Similar Criticisms With Different Styles By Lord Byron and William Blake

Blake and Byron's perspective on the Church and its ways as Romantic poets.

Cain, written by Lord Byron, and The Marriage of Heaven and Hell, written by William Blake, have the same critical view of the church of the time and its doctrines; however, the way these two poets dictate their ideas in their works of art differs because of their different points of view and styles. Lord Byron, as the model for the Romantic Hero, is exactly like the heroes of Romantic Period works: melancholy, rebellious, alienated...These characteristics are present in the main character of his play, Cain. With the effect of his personality, which consists of these qualities, Cain, as a character, helps Byron criticize the Church’s traditional values, which ordain the followers of the Church and Christianity to follow God and the Bible without question or critical thinking. In the play, Cain questions life and death, the ways and understanding of punishment by God, and through these, he questions human nature. He quotes:

CAIN. […]
   Here let me dies: for to give birth to those
   Who can but suffer many years, and die
   Methinks is merely propagating Death,
    And multiplying murder. (27)

Cain's interrogation of the dualities in life and human nature, which are life and death, aids Lord Byron in conveying his criticism of the Church's followers' and the Church itself's blind obedience.Also, he depicts how one should accept the dualities of life that come with death and not name one of these concepts as evil while naming the other as good. William Blake defends a similar ideology to Byron.In his work The Marriage of Heaven and Hell, Blake states, "Without contraries is no progression" (3).

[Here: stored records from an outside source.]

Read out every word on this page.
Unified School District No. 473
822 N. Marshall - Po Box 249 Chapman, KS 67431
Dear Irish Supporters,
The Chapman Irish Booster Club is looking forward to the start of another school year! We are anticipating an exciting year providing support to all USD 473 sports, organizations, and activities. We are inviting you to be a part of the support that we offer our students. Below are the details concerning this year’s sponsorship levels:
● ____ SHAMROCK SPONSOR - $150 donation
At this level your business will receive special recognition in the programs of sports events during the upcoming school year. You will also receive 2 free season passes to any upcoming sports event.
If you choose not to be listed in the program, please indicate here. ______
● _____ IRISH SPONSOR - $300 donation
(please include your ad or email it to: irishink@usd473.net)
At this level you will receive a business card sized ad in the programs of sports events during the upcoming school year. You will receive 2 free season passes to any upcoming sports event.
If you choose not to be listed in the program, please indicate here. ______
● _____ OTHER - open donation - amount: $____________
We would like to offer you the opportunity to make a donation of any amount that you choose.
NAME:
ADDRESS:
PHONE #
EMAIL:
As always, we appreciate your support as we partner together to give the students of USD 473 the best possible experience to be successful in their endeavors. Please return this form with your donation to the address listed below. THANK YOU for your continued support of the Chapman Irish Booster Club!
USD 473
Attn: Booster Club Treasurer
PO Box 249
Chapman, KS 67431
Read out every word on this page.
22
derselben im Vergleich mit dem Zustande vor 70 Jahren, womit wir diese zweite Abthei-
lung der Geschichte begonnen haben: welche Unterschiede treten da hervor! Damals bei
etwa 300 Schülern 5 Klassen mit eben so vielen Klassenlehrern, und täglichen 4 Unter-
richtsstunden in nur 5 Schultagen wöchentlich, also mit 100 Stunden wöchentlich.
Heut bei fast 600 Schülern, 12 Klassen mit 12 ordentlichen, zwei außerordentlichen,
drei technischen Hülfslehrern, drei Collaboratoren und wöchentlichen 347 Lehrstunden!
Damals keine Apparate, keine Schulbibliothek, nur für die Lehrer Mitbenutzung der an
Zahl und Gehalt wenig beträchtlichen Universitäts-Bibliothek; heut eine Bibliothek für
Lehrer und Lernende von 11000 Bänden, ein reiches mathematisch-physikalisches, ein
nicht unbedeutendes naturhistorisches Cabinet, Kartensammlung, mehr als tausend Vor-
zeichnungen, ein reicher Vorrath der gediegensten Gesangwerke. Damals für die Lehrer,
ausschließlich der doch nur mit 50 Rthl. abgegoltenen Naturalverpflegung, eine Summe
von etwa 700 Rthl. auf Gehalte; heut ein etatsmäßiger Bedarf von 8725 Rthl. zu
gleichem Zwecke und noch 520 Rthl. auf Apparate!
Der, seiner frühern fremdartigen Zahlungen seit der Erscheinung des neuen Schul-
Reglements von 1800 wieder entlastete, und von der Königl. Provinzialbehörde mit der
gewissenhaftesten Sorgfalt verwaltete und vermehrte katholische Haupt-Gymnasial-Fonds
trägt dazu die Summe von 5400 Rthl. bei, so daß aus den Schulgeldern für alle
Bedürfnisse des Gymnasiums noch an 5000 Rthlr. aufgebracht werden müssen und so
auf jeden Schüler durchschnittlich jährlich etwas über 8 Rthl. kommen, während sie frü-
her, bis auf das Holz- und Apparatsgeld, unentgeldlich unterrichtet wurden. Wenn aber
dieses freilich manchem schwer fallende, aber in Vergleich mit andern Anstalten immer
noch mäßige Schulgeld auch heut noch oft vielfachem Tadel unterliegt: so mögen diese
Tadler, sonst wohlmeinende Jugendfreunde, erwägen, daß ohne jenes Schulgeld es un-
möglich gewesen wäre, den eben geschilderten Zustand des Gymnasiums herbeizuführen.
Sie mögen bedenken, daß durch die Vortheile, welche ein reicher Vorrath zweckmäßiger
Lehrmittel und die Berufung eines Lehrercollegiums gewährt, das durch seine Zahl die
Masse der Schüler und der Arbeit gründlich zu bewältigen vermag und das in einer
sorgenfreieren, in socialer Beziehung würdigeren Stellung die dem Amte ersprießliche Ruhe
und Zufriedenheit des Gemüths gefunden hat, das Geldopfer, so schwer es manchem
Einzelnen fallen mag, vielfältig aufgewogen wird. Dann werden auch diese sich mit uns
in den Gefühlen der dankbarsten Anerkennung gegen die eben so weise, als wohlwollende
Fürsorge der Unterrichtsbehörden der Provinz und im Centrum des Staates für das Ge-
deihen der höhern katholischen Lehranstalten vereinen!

He dictates that one should embrace the dualities of themselves and the nature surrounding them, just as Byron did. Through these ideas, Blake himself criticizes the same formation as Byron. The difference, however, starts with whom they put the blame for the rejection of dualities on. Byron implies that the problem is the society Cain is in, which lacks explanation of their beliefs and obedience to an "unjust authority" whom Cain believes to be Jehovah himself. In the analogy Byron created, society is equal to the Church, and Cain, whose story ends in a tragic way because of the agency of his rage that occurred as a result of his melancholy in his search for answers and explanations, is equal to anyone capable of interrogation and the followers of the Church. Blake, on the other hand, implies that the responsibility for the consequences of rejecting the dualities of nature belongs to the one who is weak enough to be restrained by any organization or themselves. "Those who restrain desire, do so because theirs is weak enough to be restrained; and the restrainer or Reason usurps its place & governs the unwilling" (Blake, 5). Briefly, while both of these poets, since they bear the rebellious, questioning, and imaginative values of the Romantic Period, criticize the same constitution and its followers through similar themes, Lord Byron manages to do so by mainly aiming at the constitution in Cain, and William Blake does it by mainly aiming at the followers of the constitution in The Marriage of Heaven and Hell.